2 entry daha
  • tavsiye edilesi roman.

    saçma bir şekilde, türk yazarlara garip bir önyargım var. bu kitabın kapağı ilgimi çekti, konusu da fena görünmüyordu; hem türk romanına bir şans vermek hem de yeni yazara destek olmak adına kitabı aldım. aldığım gibi de bitirdim.

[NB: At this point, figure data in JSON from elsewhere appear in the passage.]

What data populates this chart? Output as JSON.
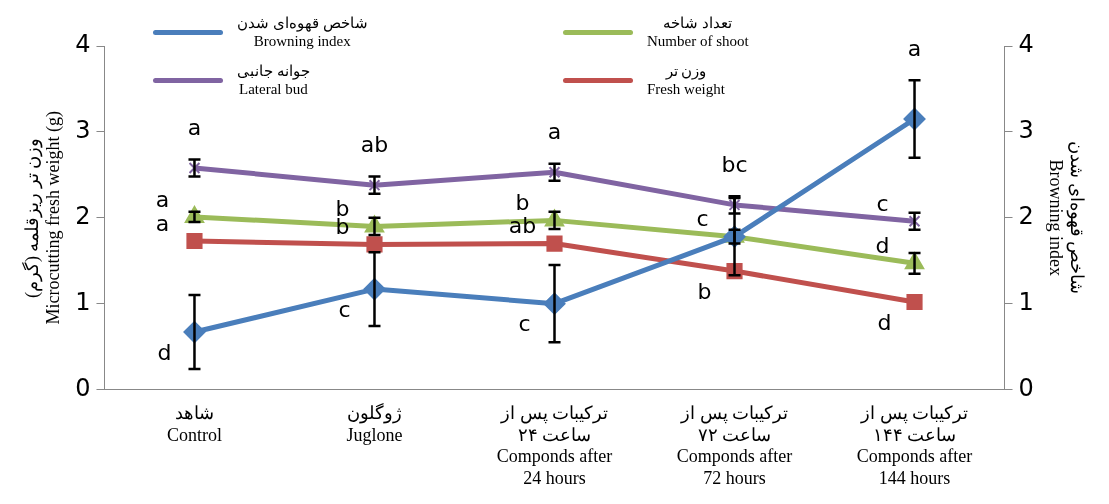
{
  "chart_data": {
    "type": "line",
    "ylabel": "وزن تر ریزقلمه (گرم)\nMicrocutting fresh weight (g)",
    "y2label": "شاخص قهوه‌ای شدن\nBrowning index",
    "categories": [
      "شاهد\nControl",
      "ژوگلون\nJuglone",
      "ترکیبات پس از\n۲۴ ساعت\nComponds after\n24 hours",
      "ترکیبات پس از\n۷۲ ساعت\nComponds after\n72 hours",
      "ترکیبات پس از\n۱۴۴ ساعت\nComponds after\n144 hours"
    ],
    "ylim": [
      0,
      4
    ],
    "yticks": [
      0,
      1,
      2,
      3,
      4
    ],
    "y2lim": [
      0,
      4
    ],
    "y2ticks": [
      0,
      1,
      2,
      3,
      4
    ],
    "grid": false,
    "legend": "top",
    "line_style": "solid",
    "series": [
      {
        "name": "شاخص قهوه‌ای شدن\nBrowning index",
        "color": "#4a7ebb",
        "marker": "diamond",
        "axis": "y2",
        "values": [
          0.67,
          1.17,
          1.0,
          1.78,
          3.15
        ],
        "errors": [
          0.43,
          0.43,
          0.45,
          0.45,
          0.45
        ],
        "value_labels": [
          "d",
          "c",
          "c",
          null,
          "a"
        ]
      },
      {
        "name": "تعداد شاخه\nNumber of shoot",
        "color": "#9bbb59",
        "marker": "triangle",
        "values": [
          2.01,
          1.9,
          1.97,
          1.78,
          1.47
        ],
        "errors": [
          0.06,
          0.1,
          0.1,
          0.08,
          0.12
        ],
        "value_labels": [
          "a",
          "b",
          "b",
          "c",
          "d"
        ]
      },
      {
        "name": "جوانه جانبی\nLateral bud",
        "color": "#8064a2",
        "marker": "cross",
        "values": [
          2.58,
          2.38,
          2.53,
          2.15,
          1.96
        ],
        "errors": [
          0.1,
          0.1,
          0.1,
          0.1,
          0.1
        ],
        "value_labels": [
          "a",
          "ab",
          "a",
          "bc",
          "c"
        ]
      },
      {
        "name": "وزن تر\nFresh weight",
        "color": "#c0504d",
        "marker": "square",
        "values": [
          1.73,
          1.69,
          1.7,
          1.38,
          1.02
        ],
        "value_labels": [
          "a",
          "b",
          "ab",
          "b",
          "d"
        ]
      }
    ]
  }
}
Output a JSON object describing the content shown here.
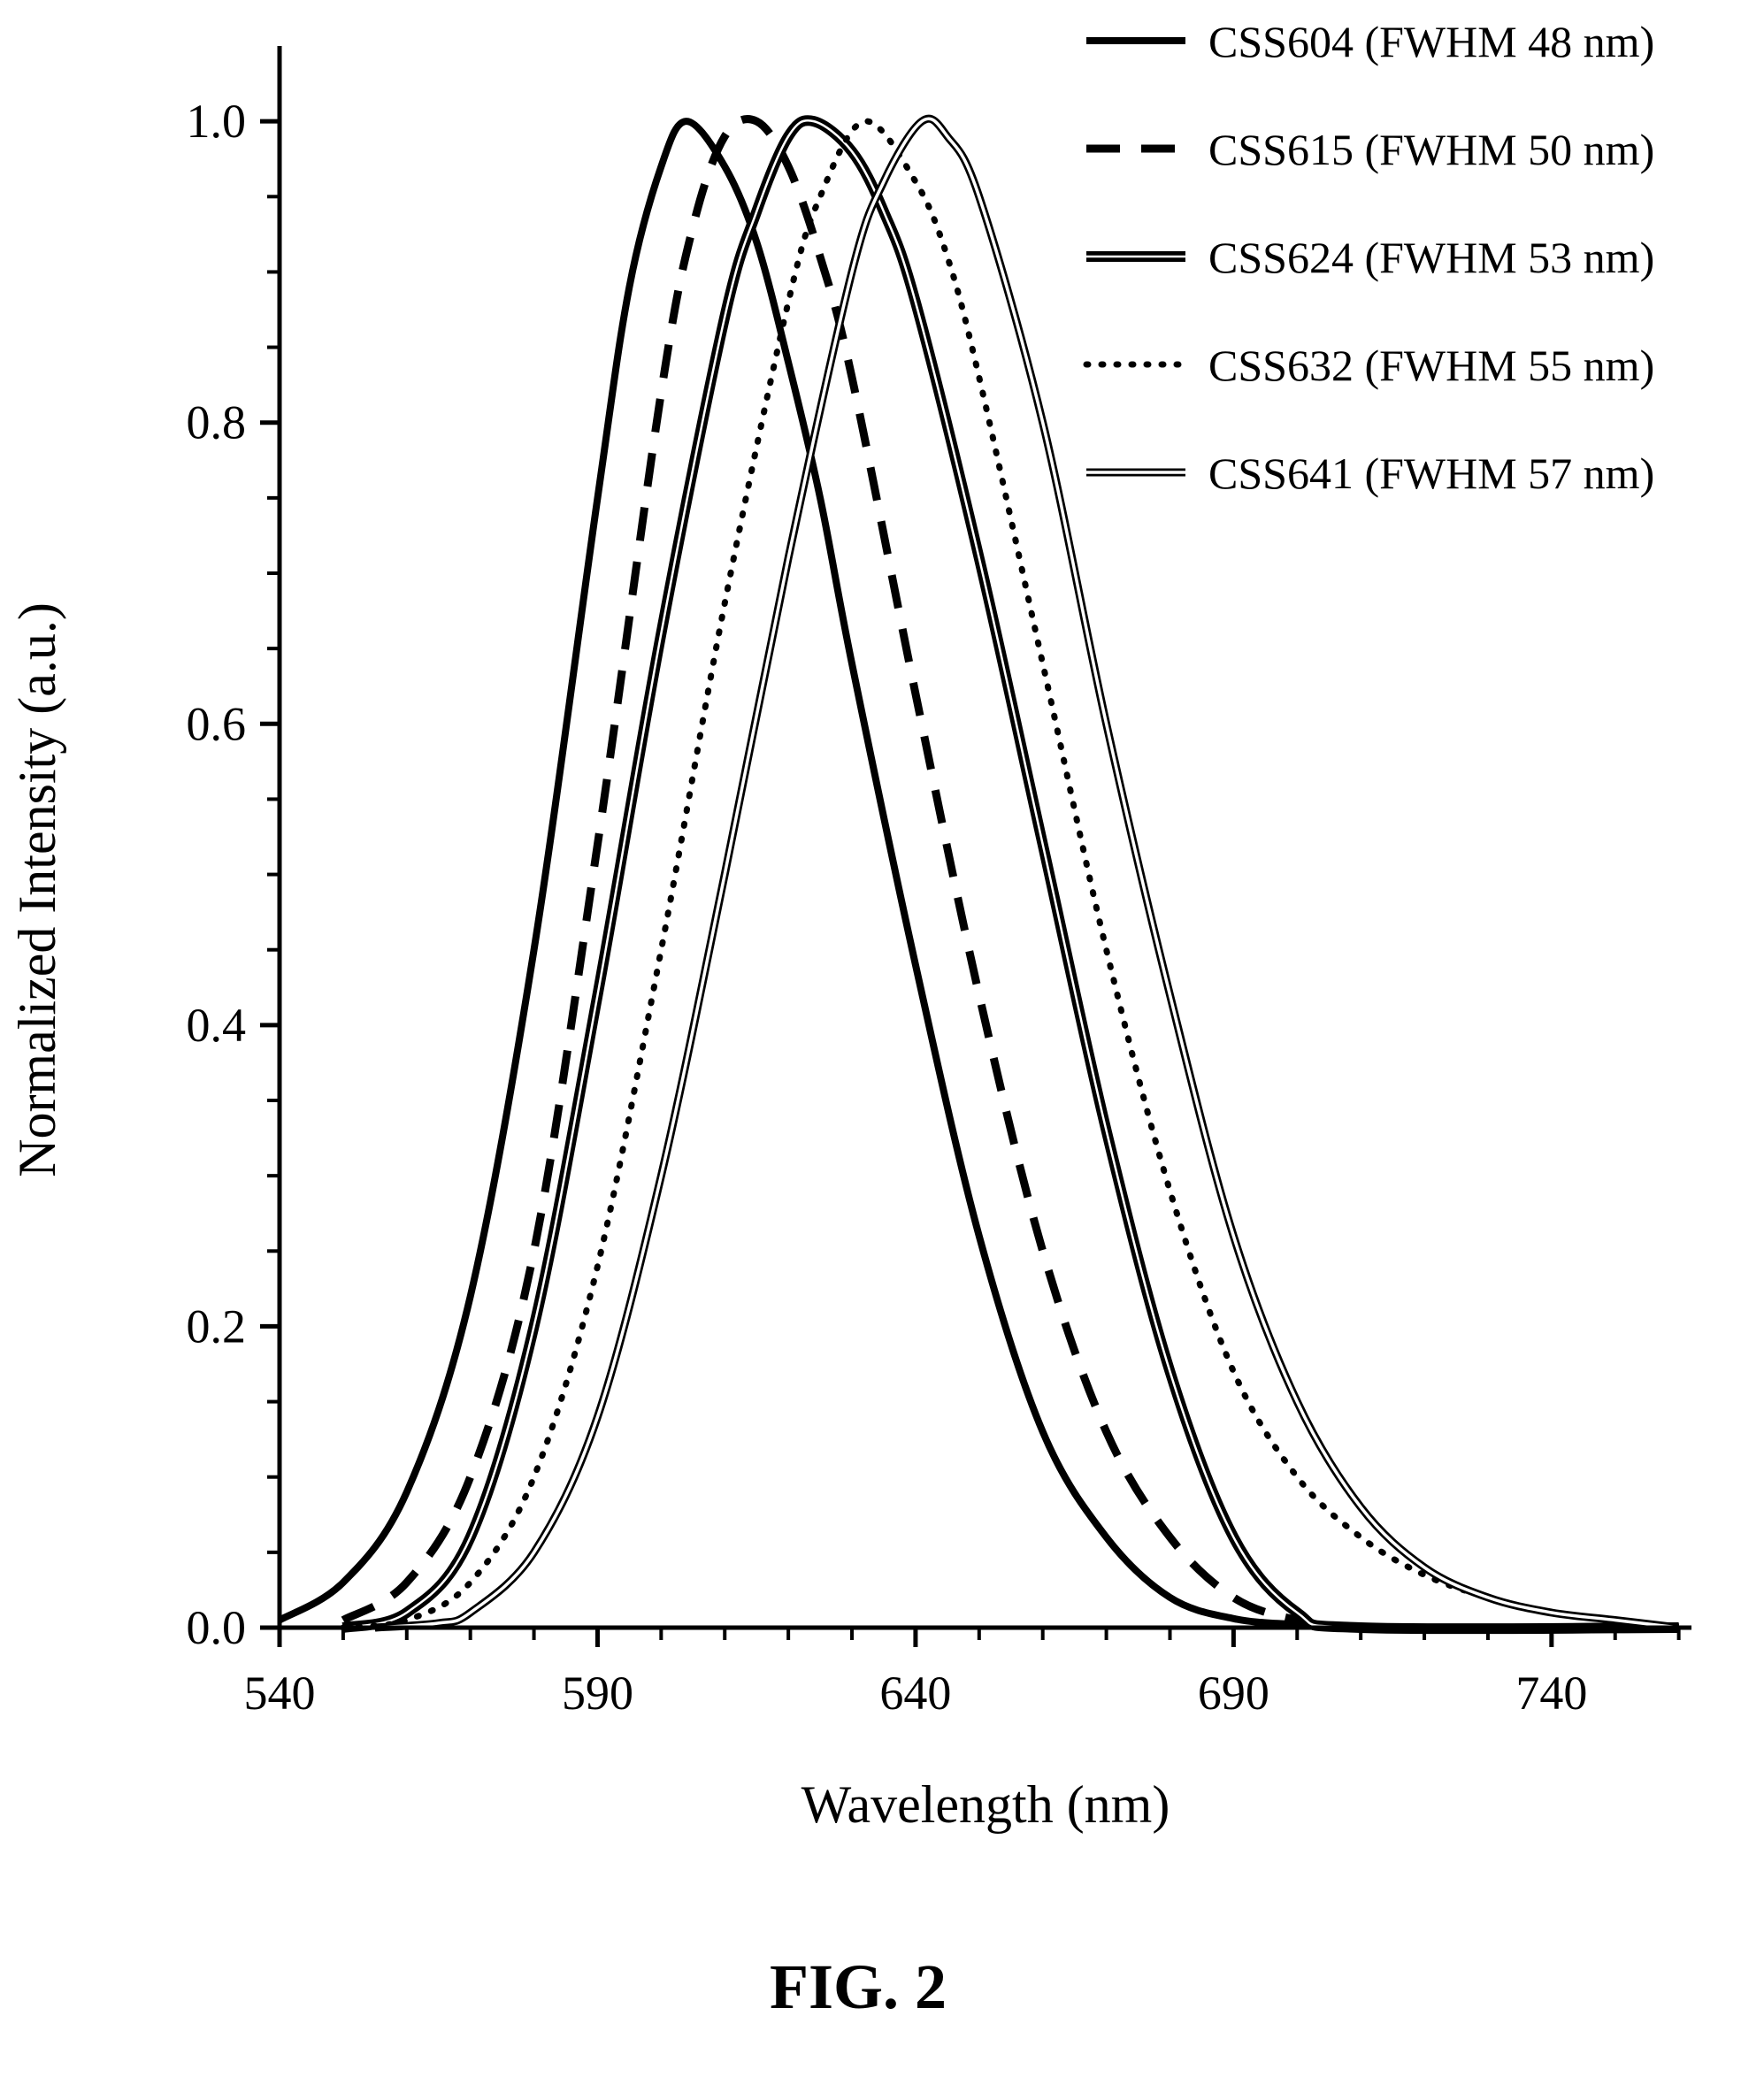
{
  "chart_data": {
    "type": "line",
    "xlabel": "Wavelength (nm)",
    "ylabel": "Normalized Intensity (a.u.)",
    "xlim": [
      540,
      762
    ],
    "ylim": [
      0,
      1.05
    ],
    "xticks": [
      "540",
      "590",
      "640",
      "690",
      "740"
    ],
    "yticks": [
      "0.0",
      "0.2",
      "0.4",
      "0.6",
      "0.8",
      "1.0"
    ],
    "grid": false,
    "legend_position": "top-right",
    "series": [
      {
        "name": "CSS604 (FWHM 48 nm)",
        "style": "solid",
        "color": "#000000",
        "x": [
          540,
          550,
          560,
          570,
          580,
          590,
          595,
          600,
          604,
          610,
          615,
          620,
          625,
          630,
          640,
          650,
          660,
          670,
          680,
          690,
          700,
          710,
          760
        ],
        "y": [
          0.005,
          0.03,
          0.09,
          0.22,
          0.45,
          0.75,
          0.89,
          0.97,
          1.0,
          0.97,
          0.92,
          0.84,
          0.75,
          0.64,
          0.44,
          0.26,
          0.13,
          0.06,
          0.02,
          0.006,
          0.002,
          0.0,
          0.0
        ]
      },
      {
        "name": "CSS615 (FWHM 50 nm)",
        "style": "dashed",
        "color": "#000000",
        "x": [
          550,
          560,
          570,
          580,
          590,
          600,
          605,
          610,
          615,
          620,
          625,
          630,
          640,
          650,
          660,
          670,
          680,
          690,
          700,
          710,
          760
        ],
        "y": [
          0.005,
          0.03,
          0.1,
          0.25,
          0.52,
          0.82,
          0.93,
          0.99,
          1.0,
          0.97,
          0.91,
          0.83,
          0.62,
          0.42,
          0.25,
          0.13,
          0.06,
          0.02,
          0.005,
          0.0,
          0.0
        ]
      },
      {
        "name": "CSS624 (FWHM 53 nm)",
        "style": "thick-double",
        "color": "#000000",
        "x": [
          550,
          560,
          570,
          580,
          590,
          600,
          610,
          615,
          620,
          624,
          630,
          635,
          640,
          650,
          660,
          670,
          680,
          690,
          700,
          710,
          760
        ],
        "y": [
          0.0,
          0.01,
          0.06,
          0.2,
          0.42,
          0.66,
          0.87,
          0.94,
          0.99,
          1.0,
          0.98,
          0.94,
          0.88,
          0.71,
          0.52,
          0.33,
          0.17,
          0.06,
          0.01,
          0.0,
          0.0
        ]
      },
      {
        "name": "CSS632 (FWHM 55 nm)",
        "style": "dotted",
        "color": "#000000",
        "x": [
          550,
          560,
          570,
          580,
          590,
          600,
          610,
          620,
          625,
          632,
          640,
          645,
          650,
          660,
          670,
          680,
          690,
          700,
          710,
          720,
          730,
          740,
          750,
          760
        ],
        "y": [
          0.0,
          0.005,
          0.03,
          0.1,
          0.24,
          0.45,
          0.68,
          0.88,
          0.95,
          1.0,
          0.96,
          0.91,
          0.83,
          0.64,
          0.45,
          0.29,
          0.17,
          0.1,
          0.06,
          0.035,
          0.02,
          0.01,
          0.005,
          0.0
        ]
      },
      {
        "name": "CSS641 (FWHM 57 nm)",
        "style": "double",
        "color": "#000000",
        "x": [
          555,
          565,
          570,
          580,
          590,
          600,
          610,
          620,
          630,
          635,
          641,
          645,
          650,
          660,
          670,
          680,
          690,
          700,
          710,
          720,
          730,
          740,
          750,
          760
        ],
        "y": [
          0.0,
          0.003,
          0.01,
          0.05,
          0.14,
          0.3,
          0.5,
          0.71,
          0.9,
          0.96,
          1.0,
          0.99,
          0.95,
          0.8,
          0.6,
          0.42,
          0.26,
          0.15,
          0.08,
          0.04,
          0.02,
          0.01,
          0.005,
          0.0
        ]
      }
    ]
  },
  "figure_label": "FIG. 2"
}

    --buradan sonrası spoiler içerecek--

    elifin türkiye'ye, nakkaşın da tekkeye gelene kadar olan zamanlarını çok sevdim. ne var ki lam'ın iyice olaya dahil olup, elif'in yıllarca emek verdiği tezinde ondan daha hızlı bir şekilde ilerlemesi, neredeyse kusursuz cakalı havaları; ilk gençlik yıllarında hayali kurulan beyaz atlı prensi andıran bir karaktere dönüştürüyor kendisini adeta. elif de, yıllarını bir meseleye vermiş akademik bir kişilik olarak o üç ay boyunca baya silikleşip aşık olduğu adama ağzı açık bakmaktan başka bir şey yapmıyor gibi görünüyor. romanın burada, birden ortaya çıkan karizmatik adamın etrafında şekillenmek yerine baş kahramanına biraz daha sahip çıkmasını beklerdim. esrarengiz bir meselenin ortasında pembiş tonlarda bir anlatıya dönüşmesi pek hoş olmadı. ama olsun, gene de güzel bağlanmış, oldukça ilgi çekici bir konu etrafında şekillenmiş; tasavvufdan bir kaç alıntıyla da gönül kapılarımıza şöyle bir göz kırpmış; buralardan geçer not veriyorum.

    birkaç günümü de karanlık nakkaşın gizemli dünyasının atmosferine sokmayı becerebildiği için ayrıca övgülerimi sunuyorum romana.

    sonuç olarak; gönül rahatlığıyla okuyunuz efenim.